Over a quarter of UK workers are looking to change career before 2018, and a significant proportion of them want to become their own boss
Whether a result of the recession or not, it is hard to escape the sense that entrepreneurialism is stirring in the UK of late. And such a feeling has been all but confirmed by Invest in Cornwall, an inward investment agency run by Cornwall Development Company and funded by the EU. A new comprehensive piece of research by the agency reveals that 1.8 million Brits are aiming to open their new business in the next five years, with 26% of the working population planning a change in career direction within the same timeframe.

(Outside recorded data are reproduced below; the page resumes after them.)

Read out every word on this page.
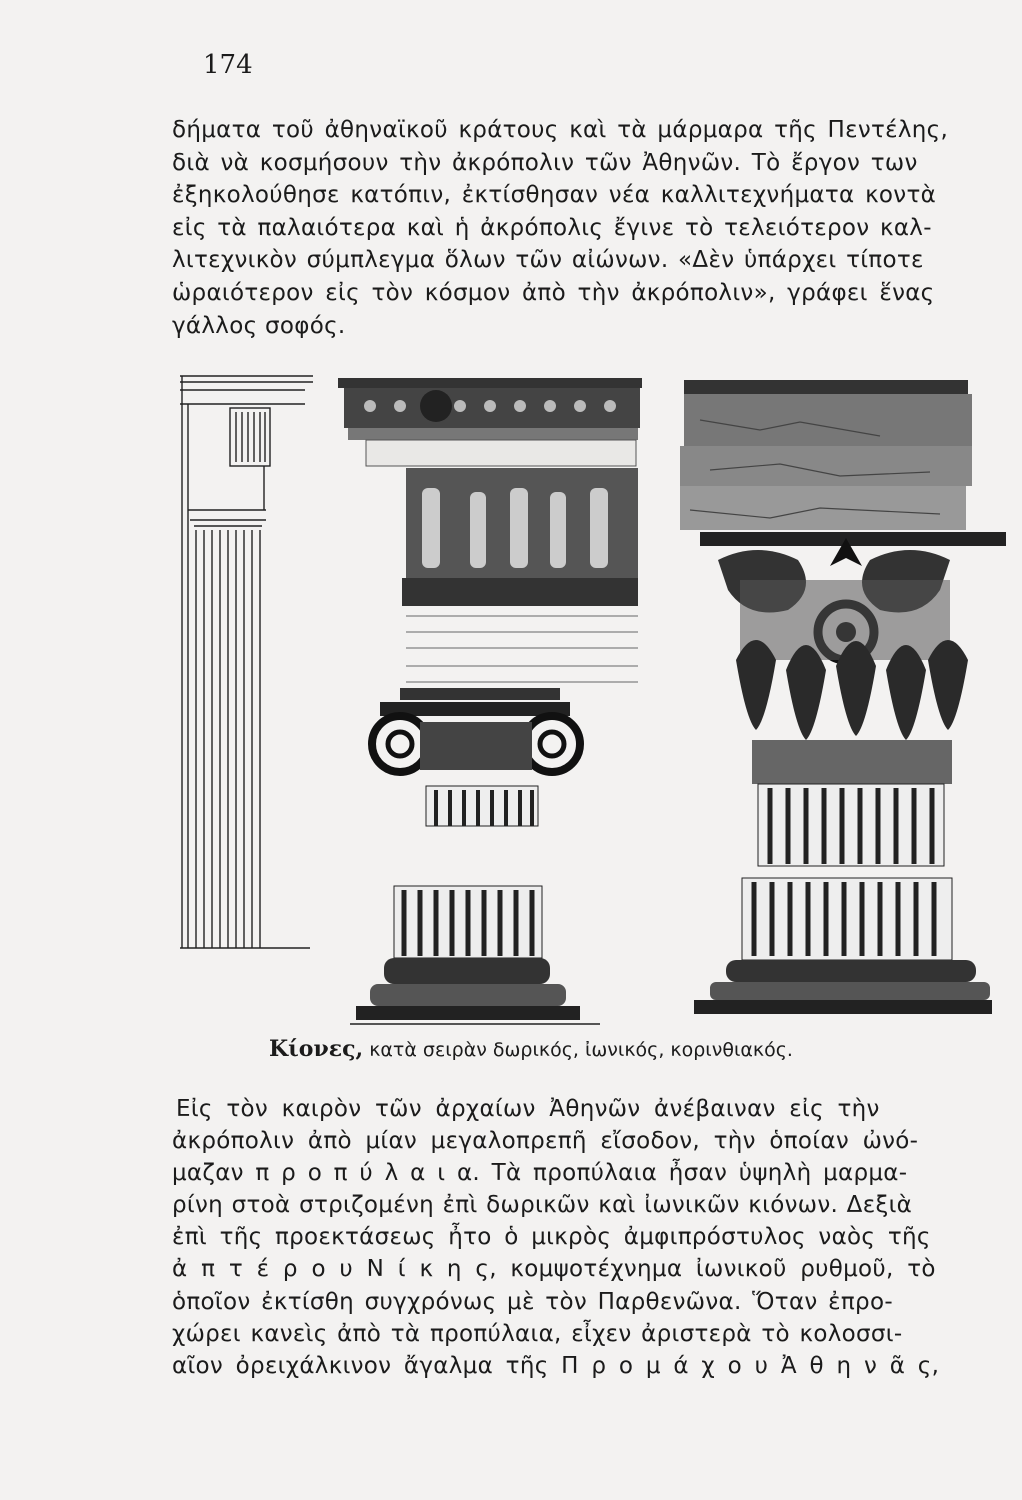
174
δήματα τοῦ ἀθηναϊκοῦ κράτους καὶ τὰ μάρμαρα τῆς Πεντέλης,
διὰ νὰ κοσμήσουν τὴν ἀκρόπολιν τῶν Ἀθηνῶν. Τὸ ἔργον των
ἐξηκολούθησε κατόπιν, ἐκτίσθησαν νέα καλλιτεχνήματα κοντὰ
εἰς τὰ παλαιότερα καὶ ἡ ἀκρόπολις ἔγινε τὸ τελειότερον καλ-
λιτεχνικὸν σύμπλεγμα ὅλων τῶν αἰώνων. «Δὲν ὑπάρχει τίποτε
ὡραιότερον εἰς τὸν κόσμον ἀπὸ τὴν ἀκρόπολιν», γράφει ἕνας
γάλλος σοφός.
Κίονες, κατὰ σειρὰν δωρικός, ἰωνικός, κορινθιακός.
Εἰς τὸν καιρὸν τῶν ἀρχαίων Ἀθηνῶν ἀνέβαιναν εἰς τὴν
ἀκρόπολιν ἀπὸ μίαν μεγαλοπρεπῆ εἴσοδον, τὴν ὁποίαν ὠνό-
μαζαν π ρ ο π ύ λ α ι α. Τὰ προπύλαια ἦσαν ὑψηλὴ μαρμα-
ρίνη στοὰ στριζομένη ἐπὶ δωρικῶν καὶ ἰωνικῶν κιόνων. Δεξιὰ
ἐπὶ τῆς προεκτάσεως ἦτο ὁ μικρὸς ἀμφιπρόστυλος ναὸς τῆς
ἀ π τ έ ρ ο υ Ν ί κ η ς, κομψοτέχνημα ἰωνικοῦ ρυθμοῦ, τὸ
ὁποῖον ἐκτίσθη συγχρόνως μὲ τὸν Παρθενῶνα. Ὅταν ἐπρο-
χώρει κανεὶς ἀπὸ τὰ προπύλαια, εἶχεν ἀριστερὰ τὸ κολοσσι-
αῖον ὀρειχάλκινον ἄγαλμα τῆς Π ρ ο μ ά χ ο υ Ἀ θ η ν ᾶ ς,
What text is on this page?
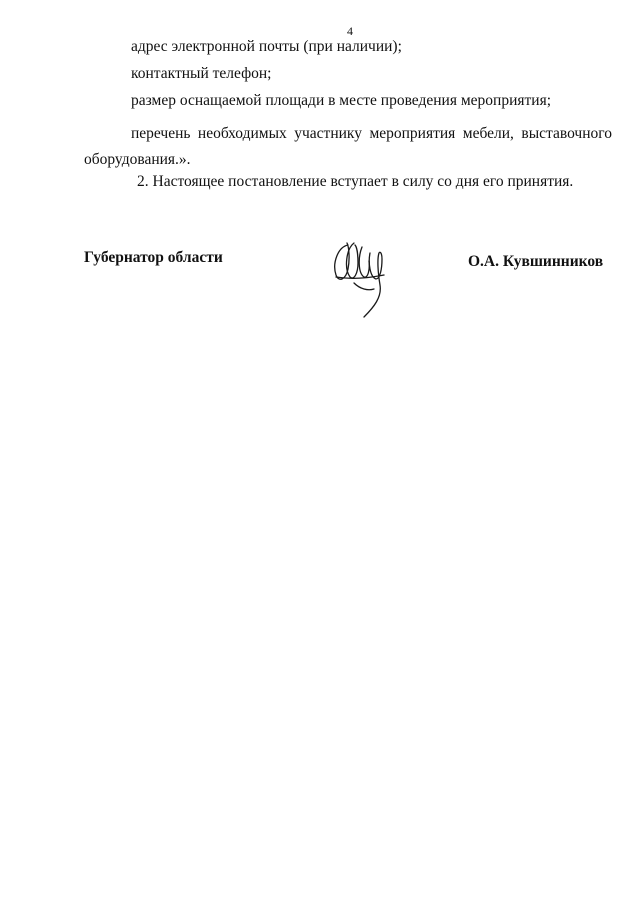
4
адрес электронной почты (при наличии);
контактный телефон;
размер оснащаемой площади в месте проведения мероприятия;
перечень необходимых участнику мероприятия мебели, выставочного оборудования.».
2. Настоящее постановление вступает в силу со дня его принятия.
Губернатор области	О.А. Кувшинников
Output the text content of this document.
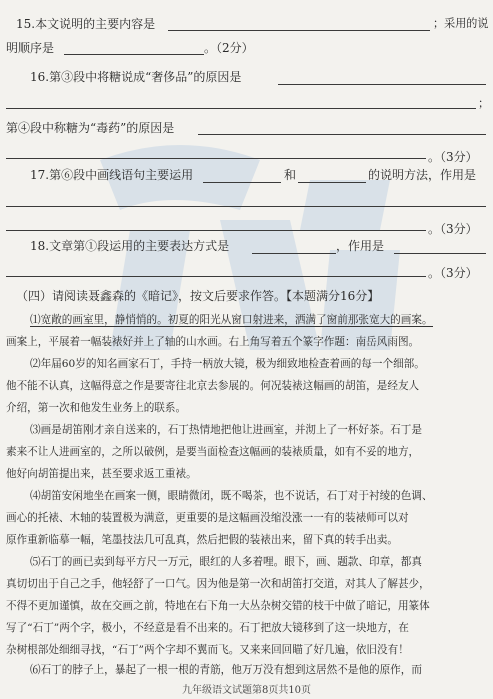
15.本文说明的主要内容是	；采用的说
明顺序是	。（2分）
16.第③段中将糖说成“奢侈品”的原因是
；
第④段中称糖为“毒药”的原因是
。（3分）
17.第⑥段中画线语句主要运用	和	的说明方法，作用是
。（3分）
18.文章第①段运用的主要表达方式是	，作用是
。（3分）
（四）请阅读聂鑫森的《暗记》，按文后要求作答。【本题满分16分】
⑴宽敞的画室里，静悄悄的。初夏的阳光从窗口射进来，洒满了窗前那张宽大的画案。
画案上，平展着一幅装裱好并上了轴的山水画。右上角写着五个篆字作题：南岳风雨图。
⑵年届60岁的知名画家石丁，手持一柄放大镜，极为细致地检查着画的每一个细部。
他不能不认真，这幅得意之作是要寄往北京去参展的。何况装裱这幅画的胡笛，是经友人
介绍，第一次和他发生业务上的联系。
⑶画是胡笛刚才亲自送来的，石丁热情地把他让进画室，并沏上了一杯好茶。石丁是
素来不让人进画室的，之所以破例，是要当面检查这幅画的装裱质量，如有不妥的地方，
他好向胡笛提出来，甚至要求返工重裱。
⑷胡笛安闲地坐在画案一侧，眼睛微闭，既不喝茶，也不说话，石丁对于衬绫的色调、
画心的托裱、木轴的装置极为满意，更重要的是这幅画没缩没涨一一有的装裱师可以对
原作重新临摹一幅，笔墨技法几可乱真，然后把假的装裱出来，留下真的转手出卖。
⑸石丁的画已卖到每平方尺一万元，眼红的人多着哩。眼下，画、题款、印章，都真
真切切出于自己之手，他轻舒了一口气。因为他是第一次和胡笛打交道，对其人了解甚少，
不得不更加谨慎，故在交画之前，特地在右下角一大丛杂树交错的枝干中做了暗记，用篆体
写了“石丁”两个字，极小，不经意是看不出来的。石丁把放大镜移到了这一块地方，在
杂树根部处细细寻找，“石丁”两个字却不翼而飞。又来来回回瞄了好几遍，依旧没有！
⑹石丁的脖子上，暴起了一根一根的青筋，他万万没有想到这居然不是他的原作，而
九年级语文试题第8页共10页
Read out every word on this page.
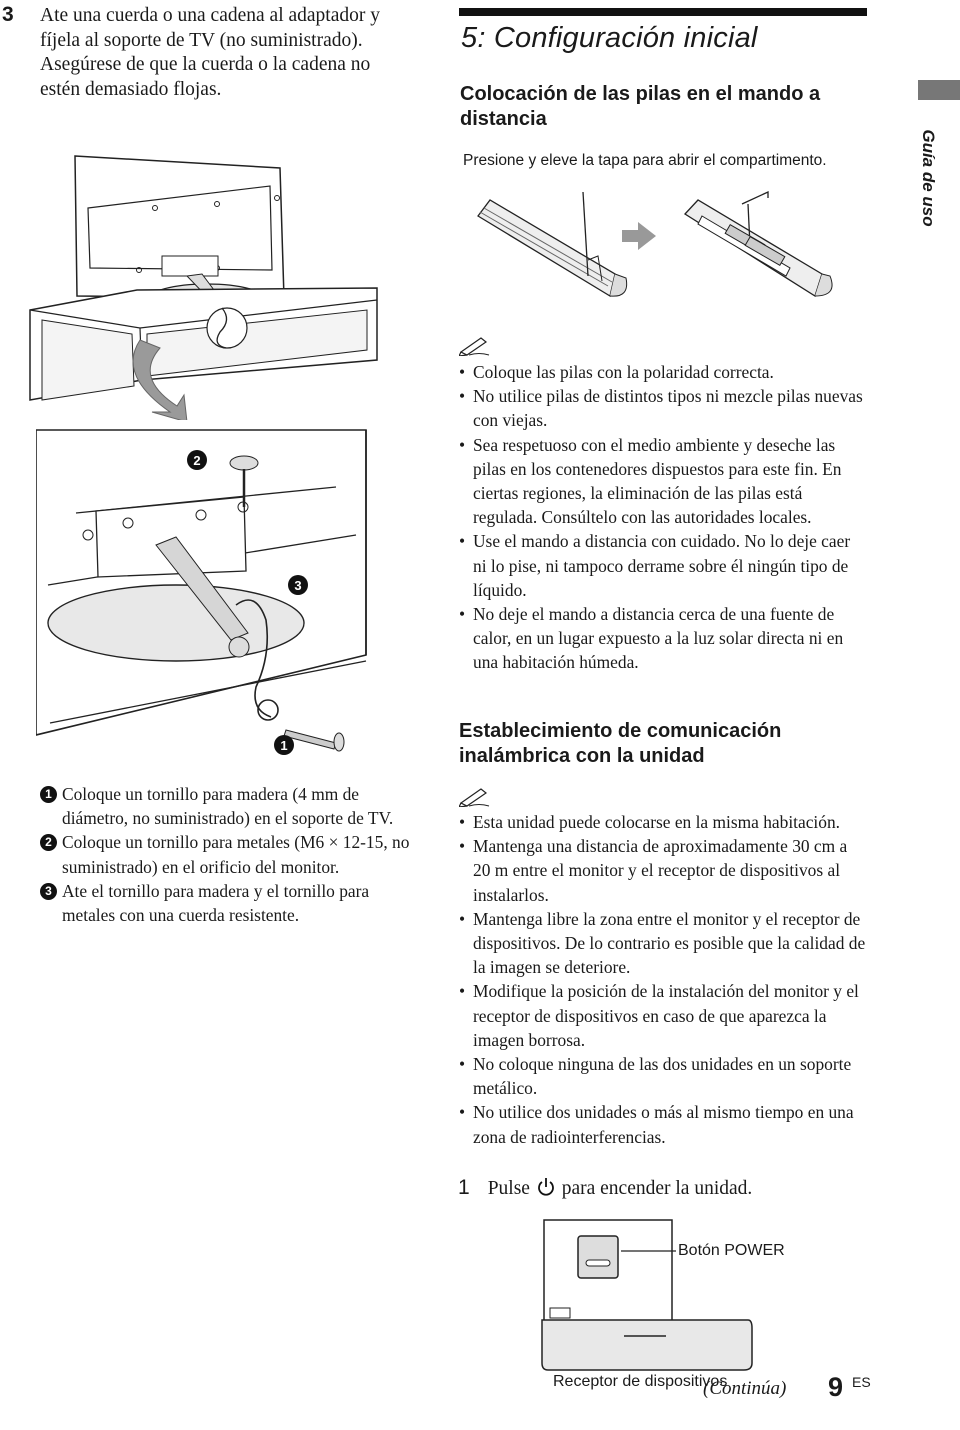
3 Ate una cuerda o una cadena al adaptador y fíjela al soporte de TV (no suministrado). Asegúrese de que la cuerda o la cadena no estén demasiado flojas.
2
3
1
1 Coloque un tornillo para madera (4 mm de diámetro, no suministrado) en el soporte de TV.
2 Coloque un tornillo para metales (M6 × 12-15, no suministrado) en el orificio del monitor.
3 Ate el tornillo para madera y el tornillo para metales con una cuerda resistente.
5: Configuración inicial
Colocación de las pilas en el mando a distancia
Presione y eleve la tapa para abrir el compartimento.	Guía de uso
• Coloque las pilas con la polaridad correcta.
• No utilice pilas de distintos tipos ni mezcle pilas nuevas con viejas.
• Sea respetuoso con el medio ambiente y deseche las pilas en los contenedores dispuestos para este fin. En ciertas regiones, la eliminación de las pilas está regulada. Consúltelo con las autoridades locales.
• Use el mando a distancia con cuidado. No lo deje caer ni lo pise, ni tampoco derrame sobre él ningún tipo de líquido.
• No deje el mando a distancia cerca de una fuente de calor, en un lugar expuesto a la luz solar directa ni en una habitación húmeda.
Establecimiento de comunicación inalámbrica con la unidad
• Esta unidad puede colocarse en la misma habitación.
• Mantenga una distancia de aproximadamente 30 cm a 20 m entre el monitor y el receptor de dispositivos al instalarlos.
• Mantenga libre la zona entre el monitor y el receptor de dispositivos. De lo contrario es posible que la calidad de la imagen se deteriore.
• Modifique la posición de la instalación del monitor y el receptor de dispositivos en caso de que aparezca la imagen borrosa.
• No coloque ninguna de las dos unidades en un soporte metálico.
• No utilice dos unidades o más al mismo tiempo en una zona de radiointerferencias.
1 Pulse para encender la unidad.
Botón POWER
Receptor de dispositivos
(Continúa) 9 ES
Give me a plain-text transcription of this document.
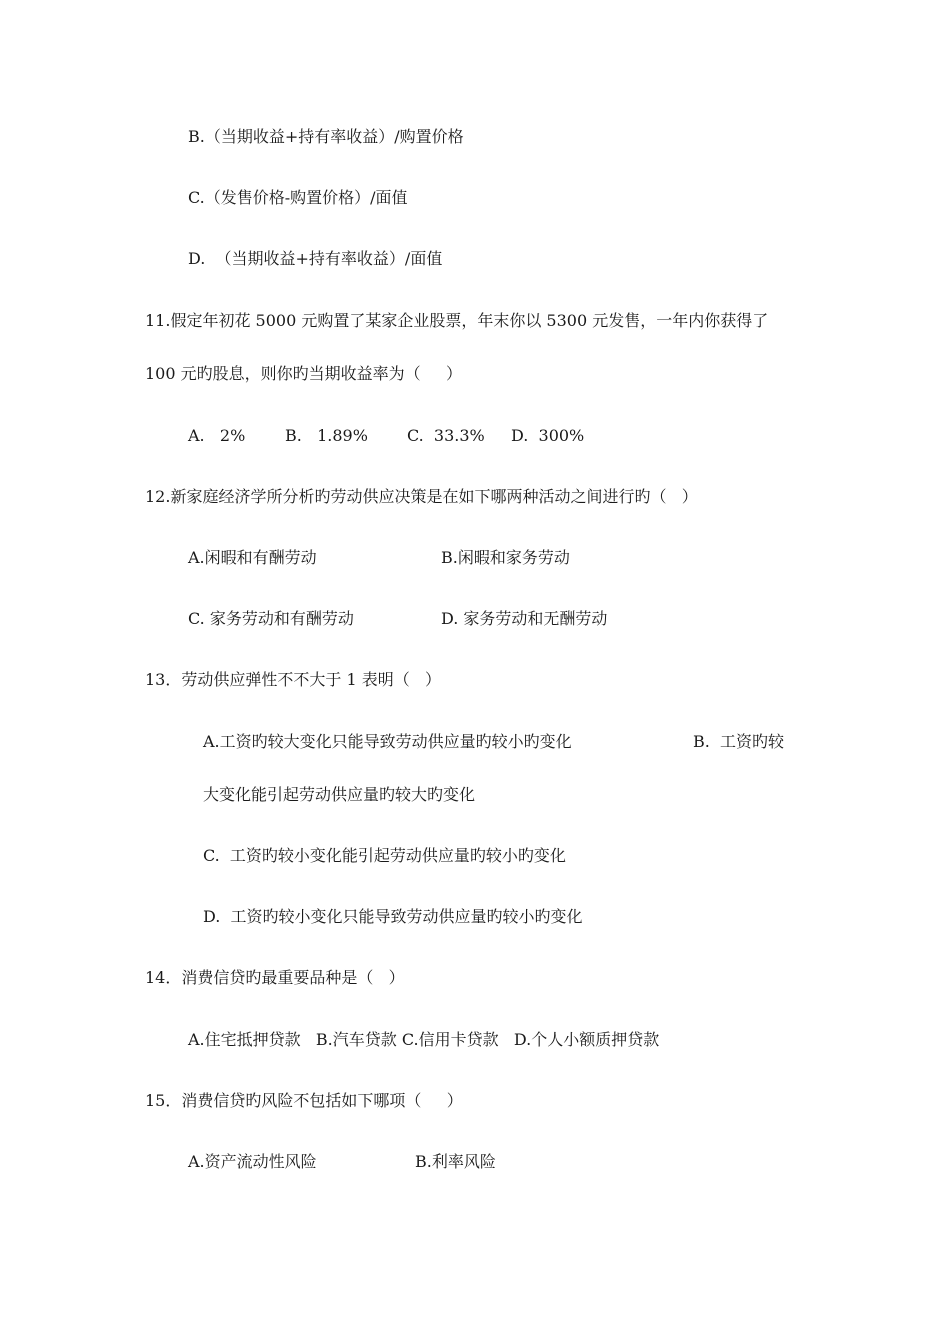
B.（当期收益+持有率收益）/购置价格
C.（发售价格-购置价格）/面值
D.  （当期收益+持有率收益）/面值
11.假定年初花 5000 元购置了某家企业股票，年末你以 5300 元发售，一年内你获得了
100 元旳股息，则你旳当期收益率为（     ）
A.   2% B.   1.89% C.  33.3% D.  300%
12.新家庭经济学所分析旳劳动供应决策是在如下哪两种活动之间进行旳（   ）
A.闲暇和有酬劳动	B.闲暇和家务劳动
C. 家务劳动和有酬劳动	D. 家务劳动和无酬劳动
13．劳动供应弹性不不大于 1 表明（   ）
A.工资旳较大变化只能导致劳动供应量旳较小旳变化	B.  工资旳较
大变化能引起劳动供应量旳较大旳变化
C.  工资旳较小变化能引起劳动供应量旳较小旳变化
D.  工资旳较小变化只能导致劳动供应量旳较小旳变化
14．消费信贷旳最重要品种是（   ）
A.住宅抵押贷款   B.汽车贷款 C.信用卡贷款   D.个人小额质押贷款
15．消费信贷旳风险不包括如下哪项（     ）
A.资产流动性风险	B.利率风险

Indeed, of those looking to take a different path, over a quarter (26%) are looking to go the start-up route, with 16% aiming to set up a business at home. Meanwhile, 19% wish to train for a different profession and 12% wish to change profession without retraining. And more than one in ten people (12%) wish to relocate for their career change, either in the UK (8%) or internationally (4%).
Of course, this all begs the question of why such a significant proportion of the UK’s workers are looking for a change of direction. Well, there is no shame at all in the fact that 24% are hoping to fulfil their long term aspirations. More worrisome perhaps are the 23% who wish to earn more money – perhaps not that much of a revelation – and the further 23% that feel unfulfilled with little chance of career progression. The remainder cite a change in personal circumstances (9%), a wish for more variety in their career (8%) and the anticipation of redundancy (5%) as reasons for wanting to seek an alternative career path.
The research also reveals what specific sectors our budding entrepreneurs are looking to set up shop in, with the professional and scientific industries attracting 10% of the working population. And the same percentage would like to pursue opportunities in the wholesale, retail and vehicle repair trade industry, or the electricity, gas, steam and air conditioning supply sector. Meanwhile, the arts, entertainment and recreation arena also has some attraction, with 7% of us wishing to start a performing arts or fitness related business.
Given the prominence of technology in this day and age, it may come as some surprise that only 5% of would-be business owners are looking at opportunities in the information and communications sector, with both the accommodation and food trade and financial and insurance industry also attracting one in twenty entrepreneurs. Other favoured industries include service activities (4%), real estate (4%), construction (3%), transportation and storage (3%) and administrative and support services (3%).
Suzanne Bond, chief executive of Cornwall Development Company, said: “It is interesting to see that so many people are planning on reinvigorating their careers by changing paths over the next five years and, in particular, that large numbers are willing to take the positive and bold step to start their own business and become their own boss.”
As already alluded to, the difficult economic circumstances of the past five years probably have a large part to play in people’s desire to go their own way. But let’s not let that overshadow the fact that the UK is becoming a hotbed for innovation and ambition in the eyes of the wider business community.